Several investigators have recognized that many of the environmental factors that are associated with old age, (e.g., loss of roles, friends and family, or a shift in norms and expectations) are events that impact strongly on perceived competence and one's range of controllable outcomes (Bengston, 1973; Butler, 1967; Butler & Lewis, 1983; Neugarten & Gutman, 1958; Rodin & Langer, 1980).
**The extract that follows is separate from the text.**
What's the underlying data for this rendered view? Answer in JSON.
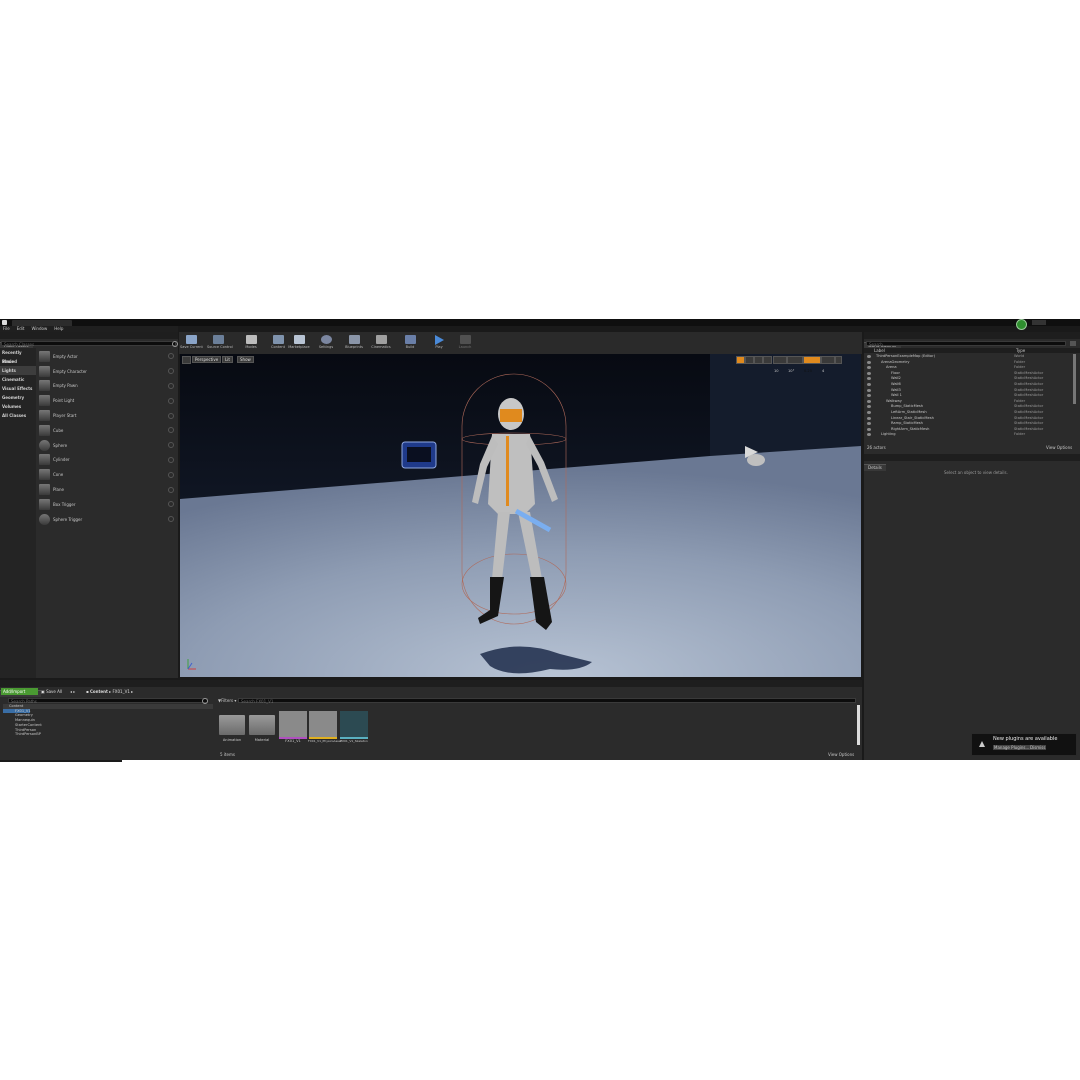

The work that my colleagues and I have done for the last several years has tested the hypothesis that if loss of control were produced by environmental challenges and stressors, it could have an especially strong health impact on persons in the later years of life because in general their homeostatic regulatory mechanisms are less effective (Timiras, 1972). This assumption is based on two kinds of evidence to be reviewed later. First, there are considerable data showing the impact of loss of control, regardless of age, on the etiology of disease and on the course of recovery from illness or surgical procedures. Second, there is evidence for increasing physical vulnerability and decline in old age. Despite this greater potential for decline, however, our hypothesis has led us to see biologically determined decline associated with old age as capable of being mitigated by manipulations of the environment that enhance perceived control. Indeed, from our work we assert that the degree of biologically mandated decline with aging has been overestimated because environmental and personal events associated with old age so commonly produce a loss of control.